As a first line of defence against attempts to infiltrate seaborne terrorists into mainland India, seafaring fishermen in the country will soon be issued tamper-proof and machine-readable biometric identity cards.
The Kerala unit of the National Informatics Centre (NIC) will implement the scheme as a pilot project at Munambam in Kochi in September.
Initially, 800 local fishermen will be included in the scheme. Subsequently, an estimated three lakh fishermen in Kerala will be covered.
The government will place card readers (linked to a centralised server through Internet) at harbours and authorised fish landing centres for port authorities to record details of boats and biometrically verify their declared crew before issuing them passes to venture out to sea.
‘Carrot’ of insurance
The process will be repeated when the fishermen make landfall after their voyage.
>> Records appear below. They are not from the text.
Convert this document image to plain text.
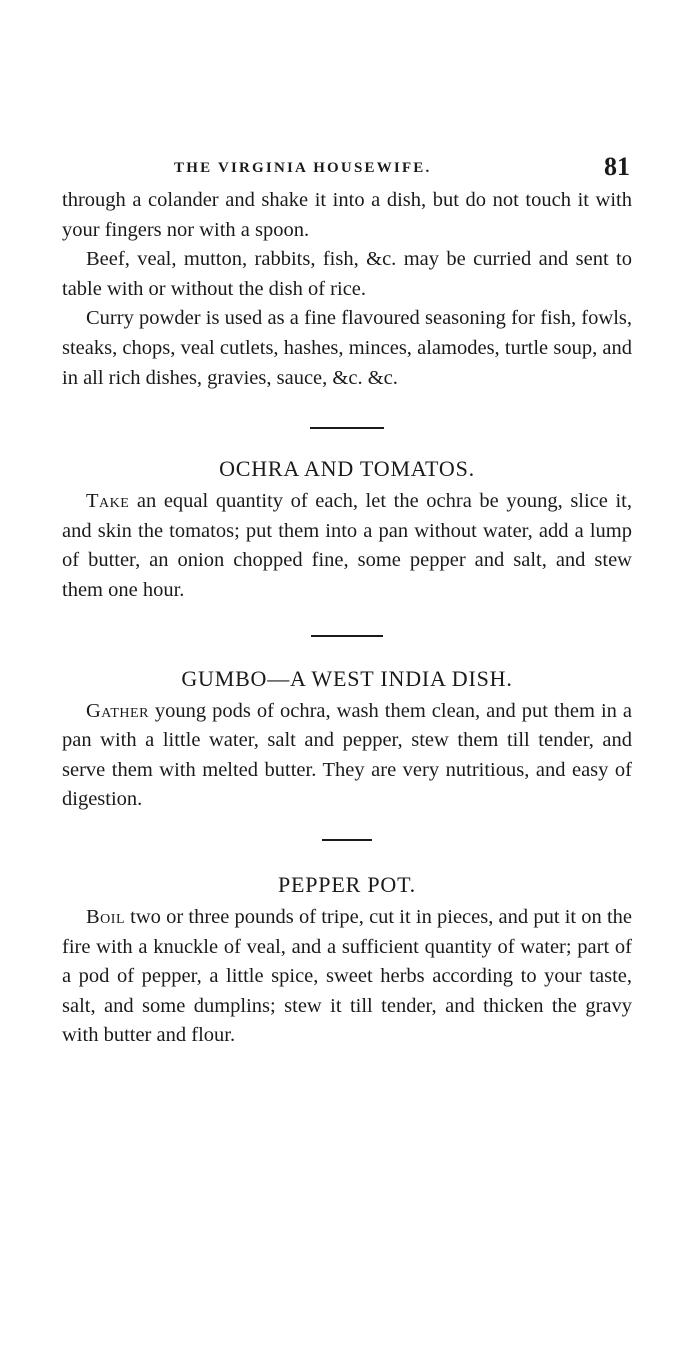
THE VIRGINIA HOUSEWIFE.	81

through a colander and shake it into a dish, but do not touch it with your fingers nor with a spoon.

Beef, veal, mutton, rabbits, fish, &c. may be curried and sent to table with or without the dish of rice.

Curry powder is used as a fine flavoured seasoning for fish, fowls, steaks, chops, veal cutlets, hashes, minces, alamodes, turtle soup, and in all rich dishes, gravies, sauce, &c. &c.

OCHRA AND TOMATOS.

Take an equal quantity of each, let the ochra be young, slice it, and skin the tomatos; put them into a pan without water, add a lump of butter, an onion chopped fine, some pepper and salt, and stew them one hour.

GUMBO—A WEST INDIA DISH.

Gather young pods of ochra, wash them clean, and put them in a pan with a little water, salt and pepper, stew them till tender, and serve them with melted butter. They are very nutritious, and easy of digestion.

PEPPER POT.

Boil two or three pounds of tripe, cut it in pieces, and put it on the fire with a knuckle of veal, and a sufficient quantity of water; part of a pod of pepper, a little spice, sweet herbs according to your taste, salt, and some dumplins; stew it till tender, and thicken the gravy with butter and flour.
To ensure compliance, the government will extend insurance for sea accidents only to vessel owners, captains, and crew who follow the procedure.
The NIC has created a national database of three lakh registered fishing vessels in the country, of which an estimated 25,000 operate from Kerala.
Smart cards will replace the registration certificate books of these vessels this year.
Soon, law enforcers patrolling the seas will be able to know the details of a vessel at the wave of a handheld reader or by sending the boat’s registration number as an SMS to a centralised server installed at the maximum security National Data Centre, New Delhi.
They can verify whether boat has been fined or impounded in the past, its port of origin, the details of its owner and crew, the amount of fuel and the nature of the fishing gear onboard, date of commencement of voyage and stated destination, and the identification number of its communication equipment, including that of the satellite-linked emergency distress radio beacon and search and rescue transponder.
Location of boats
Maritime security agencies, police and port officials can soon monitor the real-time location of fishing vessels on a digitised map of the country’s seaboard.
They can pre-empt Indian fishermen from straying into foreign waters (by sending them flash messages on mobile or wireless), coordinate sea rescue missions better, and ensure that vessels return to harbours with their crew intact and no outsiders or contraband on board.
The system can generate status reports to prove the genuineness of Indian fishermen if they are detained by foreign authorities. This would ensure their speedy release.
Duplication of engine numbers and bogus registration certificates are widely used to steal subsidised fuel for fishing boats.
The new system will eliminate these malpractices and help target subsidy more accurately.
It will be linked to the National Automatic Identification System for Fishing Vessels used by the Directorate of Lighthouses and Lightships and the country’s Oceanic Information Services.
NIC’s State Informatics Officer K. S. Santha Raman, Technical Director M. Kasthuri, National Coordinator Sajjad Akhtar and Principal Systems Analyst E. K. Unnikrishnan are heading the project.